We load each requested Page object and request a bitmap from that object. We then request that the bitmap object save itself to a file in the output directory with the requested ImageFormat type.

  private static void   CreateImageFromPage(SolidFramework.Pdf.Plumbing.PdfPage page,
    int dpi, string filename, int pageIndex, string extension,
    System.Drawing.Imaging.ImageFormat format)
  {
    // Create a bitmap from the page with set dpi.
    Bitmap bm = page.DrawBitmap(dpi);

    // Setup the filename.
    string filepath = string.Format(filename + "-{0}.{1}", pageIndex, extension);
    // If the file exits already, delete it. I.E. Overwrite it.
    if (File.Exists(filepath))
      File.Delete(filepath);

    // Save the file.
    bm.Save(filepath, format);

    // Cleanup.
    bm.Dispose();
  }

And there you have it. The requested images should have been created in the specified output directory. Since we are using the free developer trial license, each page image will have a watermark at the bottom if the page. To remove this watermark, read more about an annual license for the Solid Framework Tools Edition here ($250 or $500 per year depending on distribution, no royalties).
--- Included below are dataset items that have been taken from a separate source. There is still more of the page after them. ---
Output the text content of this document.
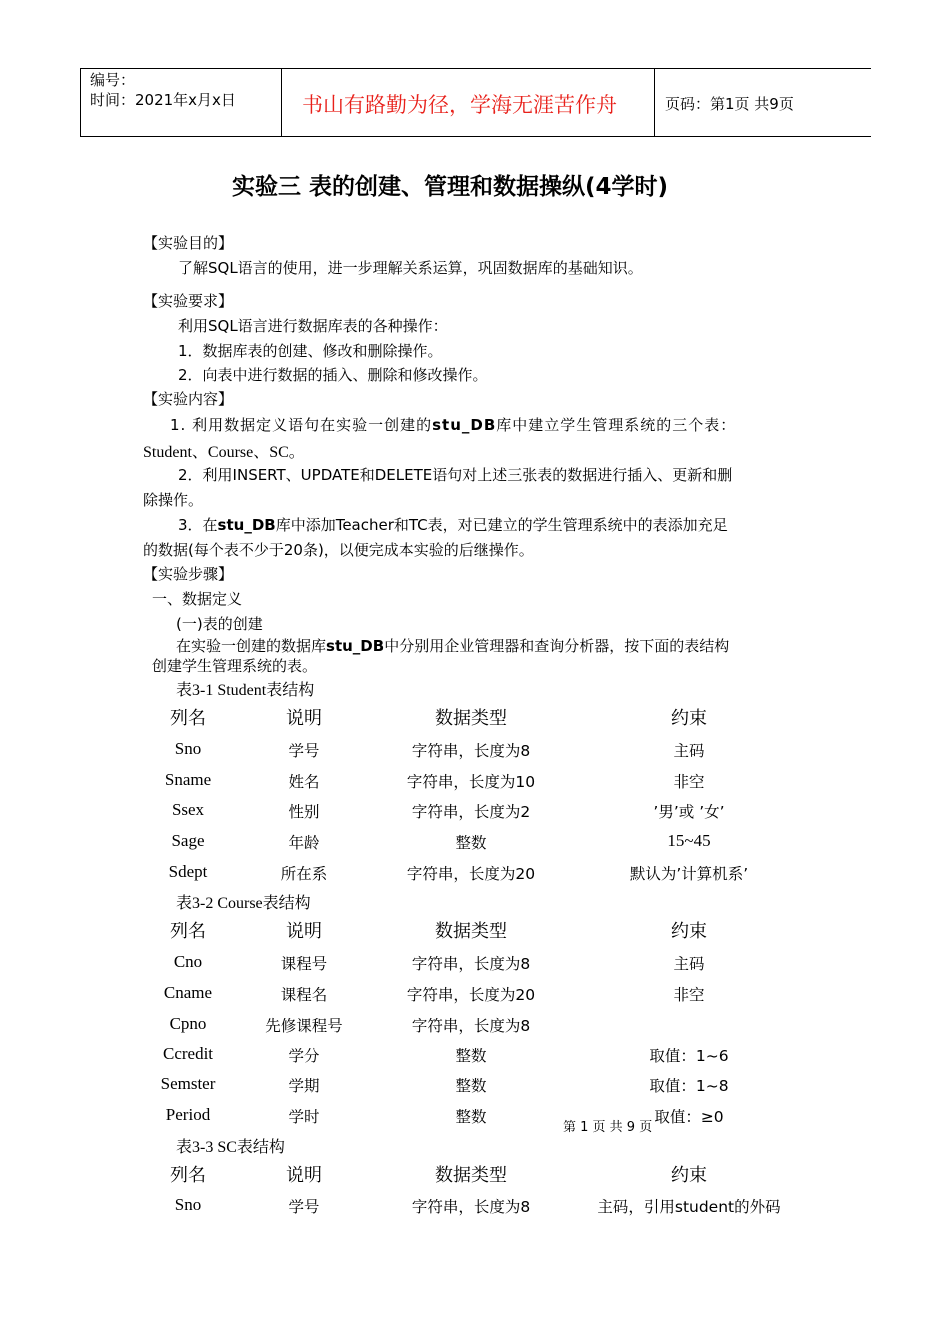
编号：
时间：2021年x月x日	书山有路勤为径，学海无涯苦作舟	页码：第1页 共9页
实验三 表的创建、管理和数据操纵(4学时)
【实验目的】
了解SQL语言的使用，进一步理解关系运算，巩固数据库的基础知识。
【实验要求】
利用SQL语言进行数据库表的各种操作：
1．数据库表的创建、修改和删除操作。
2．向表中进行数据的插入、删除和修改操作。
【实验内容】
1. 利用数据定义语句在实验一创建的stu_DB库中建立学生管理系统的三个表：
Student、Course、SC。
2．利用INSERT、UPDATE和DELETE语句对上述三张表的数据进行插入、更新和删
除操作。
3．在stu_DB库中添加Teacher和TC表，对已建立的学生管理系统中的表添加充足
的数据(每个表不少于20条)，以便完成本实验的后继操作。
【实验步骤】
一、数据定义
(一)表的创建
在实验一创建的数据库stu_DB中分别用企业管理器和查询分析器，按下面的表结构
创建学生管理系统的表。
表3-1 Student表结构
列名	说明	数据类型	约束
Sno	学号	字符串，长度为8	主码
Sname	姓名	字符串，长度为10	非空
Ssex	性别	字符串，长度为2	’男’或 ’女’
Sage	年龄	整数	15~45
Sdept	所在系	字符串，长度为20	默认为’计算机系’
表3-2 Course表结构
列名	说明	数据类型	约束
Cno	课程号	字符串，长度为8	主码
Cname	课程名	字符串，长度为20	非空
Cpno	先修课程号	字符串，长度为8
Ccredit	学分	整数	取值：1~6
Semster	学期	整数	取值：1~8
Period	学时	整数	取值：≥0
第 1 页 共 9 页
表3-3 SC表结构
列名	说明	数据类型	约束
Sno	学号	字符串，长度为8	主码，引用student的外码
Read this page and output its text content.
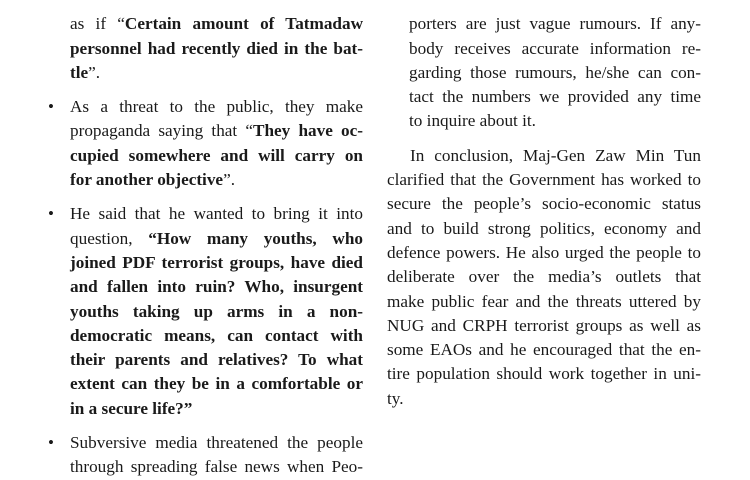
as if “Certain amount of Tatmadaw
personnel had recently died in the bat-
tle”.
• As a threat to the public, they make
propaganda saying that “They have oc-
cupied somewhere and will carry on
for another objective”.
• He said that he wanted to bring it into
question, “How many youths, who
joined PDF terrorist groups, have died
and fallen into ruin? Who, insurgent
youths taking up arms in a non-
democratic means, can contact with
their parents and relatives? To what
extent can they be in a comfortable or
in a secure life?”
• Subversive media threatened the people
through spreading false news when Peo-
porters are just vague rumours. If any-
body receives accurate information re-
garding those rumours, he/she can con-
tact the numbers we provided any time
to inquire about it.
In conclusion, Maj-Gen Zaw Min Tun
clarified that the Government has worked to
secure the people’s socio-economic status
and to build strong politics, economy and
defence powers. He also urged the people to
deliberate over the media’s outlets that
make public fear and the threats uttered by
NUG and CRPH terrorist groups as well as
some EAOs and he encouraged that the en-
tire population should work together in uni-
ty.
Have any thoughts that you'd like to share? Please contact us with your feedback.

2 comments:

Becker said...

FYI, it looks like there is something wrong with your project here since it appears to not grab the text on the first page, it creates a blank page (except for watermark). The second page on works fine, but page 1 seems to be blank.

Greg Greenaae said...

The project zip has been updated with the latest shipping build of SolidFramework dll. This resolves the first page blank issue.